If I’m in a dry winter climate I’ll put on a primer as part of my routine to avoid that skin flakiness. It really makes a world of difference. My primer of choice is Mac Prep + Prime. It goes unused in summer – it’s just not necessary as my skin is fine as it is.
There are also primers available for oily skin, too. These primers act to mattify the skin so you’re not looking shiny shiny all day long having to keep blotting and looking like an oil slick. Yuck. My skin can get quite oily if I’m off on holidays somewhere tropical and I’m about to get my period. Oily and zit city. What an awesome combination.
So, anyway, when the oil production starts in and I want to keep it under control while still having a full face of makeup I use some pimple spot treatment to dry those suckers out and Becca Ever-Matte Poreless Priming Perfector as my primer. It just makes sure people aren’t asking me why I’m so shiny all day.
Primers are generally only needed with liquid or cream type foundations.
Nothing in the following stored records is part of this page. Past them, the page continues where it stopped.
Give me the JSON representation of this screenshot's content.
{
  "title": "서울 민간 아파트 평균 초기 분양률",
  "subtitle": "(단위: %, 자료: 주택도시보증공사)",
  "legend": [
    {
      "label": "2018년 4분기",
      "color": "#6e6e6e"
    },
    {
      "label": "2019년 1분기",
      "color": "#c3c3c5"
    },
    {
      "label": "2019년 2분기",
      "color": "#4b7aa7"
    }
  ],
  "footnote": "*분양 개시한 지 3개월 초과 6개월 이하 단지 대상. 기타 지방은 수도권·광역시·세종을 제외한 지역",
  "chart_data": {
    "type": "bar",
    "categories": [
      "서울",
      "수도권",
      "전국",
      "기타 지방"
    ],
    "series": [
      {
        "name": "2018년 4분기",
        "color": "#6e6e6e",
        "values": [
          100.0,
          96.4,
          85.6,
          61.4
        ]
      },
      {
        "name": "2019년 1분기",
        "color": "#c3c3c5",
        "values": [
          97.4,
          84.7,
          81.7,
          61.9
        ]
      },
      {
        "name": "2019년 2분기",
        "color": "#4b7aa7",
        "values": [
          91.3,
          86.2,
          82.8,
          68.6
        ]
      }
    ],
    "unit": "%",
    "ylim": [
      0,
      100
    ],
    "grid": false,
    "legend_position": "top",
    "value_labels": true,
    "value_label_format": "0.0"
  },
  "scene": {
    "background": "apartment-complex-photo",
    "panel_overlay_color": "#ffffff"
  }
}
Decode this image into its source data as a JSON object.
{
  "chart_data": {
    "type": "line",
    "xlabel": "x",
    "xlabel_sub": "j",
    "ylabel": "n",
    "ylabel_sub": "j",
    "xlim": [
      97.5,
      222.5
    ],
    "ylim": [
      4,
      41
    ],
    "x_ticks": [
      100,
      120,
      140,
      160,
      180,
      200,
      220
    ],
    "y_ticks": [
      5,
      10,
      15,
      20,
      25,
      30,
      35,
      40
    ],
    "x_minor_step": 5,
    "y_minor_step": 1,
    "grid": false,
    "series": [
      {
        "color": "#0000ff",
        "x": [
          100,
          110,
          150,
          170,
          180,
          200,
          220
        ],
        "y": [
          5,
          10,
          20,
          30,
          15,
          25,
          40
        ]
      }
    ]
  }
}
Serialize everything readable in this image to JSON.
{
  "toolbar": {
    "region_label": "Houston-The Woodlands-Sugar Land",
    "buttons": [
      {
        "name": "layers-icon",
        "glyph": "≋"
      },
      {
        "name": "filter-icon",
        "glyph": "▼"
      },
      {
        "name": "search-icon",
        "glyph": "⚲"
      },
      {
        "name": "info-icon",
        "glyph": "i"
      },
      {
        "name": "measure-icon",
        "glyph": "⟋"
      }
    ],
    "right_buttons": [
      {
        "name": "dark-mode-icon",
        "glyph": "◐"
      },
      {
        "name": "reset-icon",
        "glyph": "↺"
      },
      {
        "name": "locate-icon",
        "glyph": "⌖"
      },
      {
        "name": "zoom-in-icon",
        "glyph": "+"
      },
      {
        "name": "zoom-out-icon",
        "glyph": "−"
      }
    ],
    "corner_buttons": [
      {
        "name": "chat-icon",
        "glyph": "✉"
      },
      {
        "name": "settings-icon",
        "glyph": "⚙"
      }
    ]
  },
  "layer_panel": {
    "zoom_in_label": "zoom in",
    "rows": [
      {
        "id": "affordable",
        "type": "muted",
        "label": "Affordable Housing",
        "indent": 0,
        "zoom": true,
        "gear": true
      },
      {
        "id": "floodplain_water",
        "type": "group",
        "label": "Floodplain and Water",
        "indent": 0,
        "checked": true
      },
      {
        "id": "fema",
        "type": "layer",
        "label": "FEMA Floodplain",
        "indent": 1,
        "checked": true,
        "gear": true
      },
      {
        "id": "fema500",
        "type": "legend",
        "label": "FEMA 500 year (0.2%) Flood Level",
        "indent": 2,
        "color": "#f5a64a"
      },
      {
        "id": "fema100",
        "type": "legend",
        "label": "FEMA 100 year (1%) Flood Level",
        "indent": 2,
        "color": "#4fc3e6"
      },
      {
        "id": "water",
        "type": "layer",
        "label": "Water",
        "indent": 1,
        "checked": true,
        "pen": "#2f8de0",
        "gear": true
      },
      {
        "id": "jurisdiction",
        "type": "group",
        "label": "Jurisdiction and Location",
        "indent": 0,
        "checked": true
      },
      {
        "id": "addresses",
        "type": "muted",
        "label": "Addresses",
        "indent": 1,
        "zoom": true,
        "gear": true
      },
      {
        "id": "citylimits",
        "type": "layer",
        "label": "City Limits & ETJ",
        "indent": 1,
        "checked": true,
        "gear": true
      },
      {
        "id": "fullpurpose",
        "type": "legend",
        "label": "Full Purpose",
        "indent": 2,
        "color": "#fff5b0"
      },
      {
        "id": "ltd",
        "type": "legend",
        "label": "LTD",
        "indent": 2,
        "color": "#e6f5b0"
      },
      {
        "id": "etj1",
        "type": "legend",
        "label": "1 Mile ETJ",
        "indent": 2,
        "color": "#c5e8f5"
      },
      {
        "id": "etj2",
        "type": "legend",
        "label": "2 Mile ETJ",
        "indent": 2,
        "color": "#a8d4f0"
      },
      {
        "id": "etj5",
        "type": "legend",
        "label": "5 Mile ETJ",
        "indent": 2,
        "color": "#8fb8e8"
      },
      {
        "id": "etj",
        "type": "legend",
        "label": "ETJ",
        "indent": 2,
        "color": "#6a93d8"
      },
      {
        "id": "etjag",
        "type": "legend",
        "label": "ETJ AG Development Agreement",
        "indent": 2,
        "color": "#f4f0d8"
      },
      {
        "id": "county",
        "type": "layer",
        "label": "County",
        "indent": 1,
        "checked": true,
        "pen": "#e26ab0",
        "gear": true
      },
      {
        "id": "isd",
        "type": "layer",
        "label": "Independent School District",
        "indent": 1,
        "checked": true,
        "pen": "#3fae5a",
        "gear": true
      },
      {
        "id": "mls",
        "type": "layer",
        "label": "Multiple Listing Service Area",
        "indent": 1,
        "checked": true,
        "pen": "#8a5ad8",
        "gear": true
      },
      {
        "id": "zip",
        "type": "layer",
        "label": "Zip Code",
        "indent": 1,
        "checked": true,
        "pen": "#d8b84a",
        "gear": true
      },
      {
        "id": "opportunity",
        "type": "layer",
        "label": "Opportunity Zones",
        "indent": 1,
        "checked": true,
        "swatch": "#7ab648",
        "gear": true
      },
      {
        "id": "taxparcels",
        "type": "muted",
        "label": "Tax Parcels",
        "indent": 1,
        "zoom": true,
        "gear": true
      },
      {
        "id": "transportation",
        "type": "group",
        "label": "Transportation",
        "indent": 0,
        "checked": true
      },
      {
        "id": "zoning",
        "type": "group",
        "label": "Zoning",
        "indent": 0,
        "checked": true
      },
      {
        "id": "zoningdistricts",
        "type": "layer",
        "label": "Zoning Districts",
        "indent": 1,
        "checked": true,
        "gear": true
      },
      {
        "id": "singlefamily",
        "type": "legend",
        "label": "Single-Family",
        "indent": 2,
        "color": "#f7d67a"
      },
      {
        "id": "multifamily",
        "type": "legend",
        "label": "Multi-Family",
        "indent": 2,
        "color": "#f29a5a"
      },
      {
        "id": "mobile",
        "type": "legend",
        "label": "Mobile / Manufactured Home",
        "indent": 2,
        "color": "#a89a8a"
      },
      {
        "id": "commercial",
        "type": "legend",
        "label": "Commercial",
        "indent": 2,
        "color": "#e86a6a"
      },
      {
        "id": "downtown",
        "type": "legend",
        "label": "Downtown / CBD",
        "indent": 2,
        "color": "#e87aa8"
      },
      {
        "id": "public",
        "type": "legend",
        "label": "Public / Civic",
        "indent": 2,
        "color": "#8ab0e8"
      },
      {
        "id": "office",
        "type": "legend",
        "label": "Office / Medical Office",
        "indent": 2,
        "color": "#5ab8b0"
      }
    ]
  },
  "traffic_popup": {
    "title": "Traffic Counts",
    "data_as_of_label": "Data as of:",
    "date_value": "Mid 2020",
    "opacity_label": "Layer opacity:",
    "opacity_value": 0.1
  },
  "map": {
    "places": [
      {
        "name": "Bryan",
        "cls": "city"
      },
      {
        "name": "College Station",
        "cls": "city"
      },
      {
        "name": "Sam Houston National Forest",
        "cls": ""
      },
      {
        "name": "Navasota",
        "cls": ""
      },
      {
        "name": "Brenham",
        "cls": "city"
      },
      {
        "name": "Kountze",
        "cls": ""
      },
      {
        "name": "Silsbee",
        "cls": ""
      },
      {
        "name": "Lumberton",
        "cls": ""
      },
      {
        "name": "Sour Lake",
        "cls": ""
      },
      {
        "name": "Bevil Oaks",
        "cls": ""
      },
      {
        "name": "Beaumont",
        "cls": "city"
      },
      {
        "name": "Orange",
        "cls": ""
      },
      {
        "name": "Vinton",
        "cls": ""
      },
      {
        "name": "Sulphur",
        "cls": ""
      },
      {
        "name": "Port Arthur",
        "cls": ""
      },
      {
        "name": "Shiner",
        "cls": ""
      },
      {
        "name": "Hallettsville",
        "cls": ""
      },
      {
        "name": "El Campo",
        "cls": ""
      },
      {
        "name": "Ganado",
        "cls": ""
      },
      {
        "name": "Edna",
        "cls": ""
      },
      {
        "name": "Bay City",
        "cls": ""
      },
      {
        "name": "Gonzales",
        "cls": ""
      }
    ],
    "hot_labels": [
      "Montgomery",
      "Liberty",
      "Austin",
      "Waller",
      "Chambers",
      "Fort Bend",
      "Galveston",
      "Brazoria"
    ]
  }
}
If you wear a mineral powder foundation, putting on a primer might be counterproductive.
As with all types of makeup products, it’s really all about knowing your skin, knowing the effects you want to achieve, and aligning the best set of products to help you achieve the effect you want.
Finding the perfect combination of products can take a lot of trial and error, as well as plenty of internet research. You can’t just blindly trust those YouTube MUAs because a) their skin is probably a whole lot different from yours, as we’re all unique, and b) they might be getting kickbacks for those products that they’re telling you are are amazing. Take everything with a grain of salt, and remember that just because someone else loves a product doesn’t mean that you’re going to love it too.
So, do you really need a primer? Probably not, but they can definitely be useful in some situations.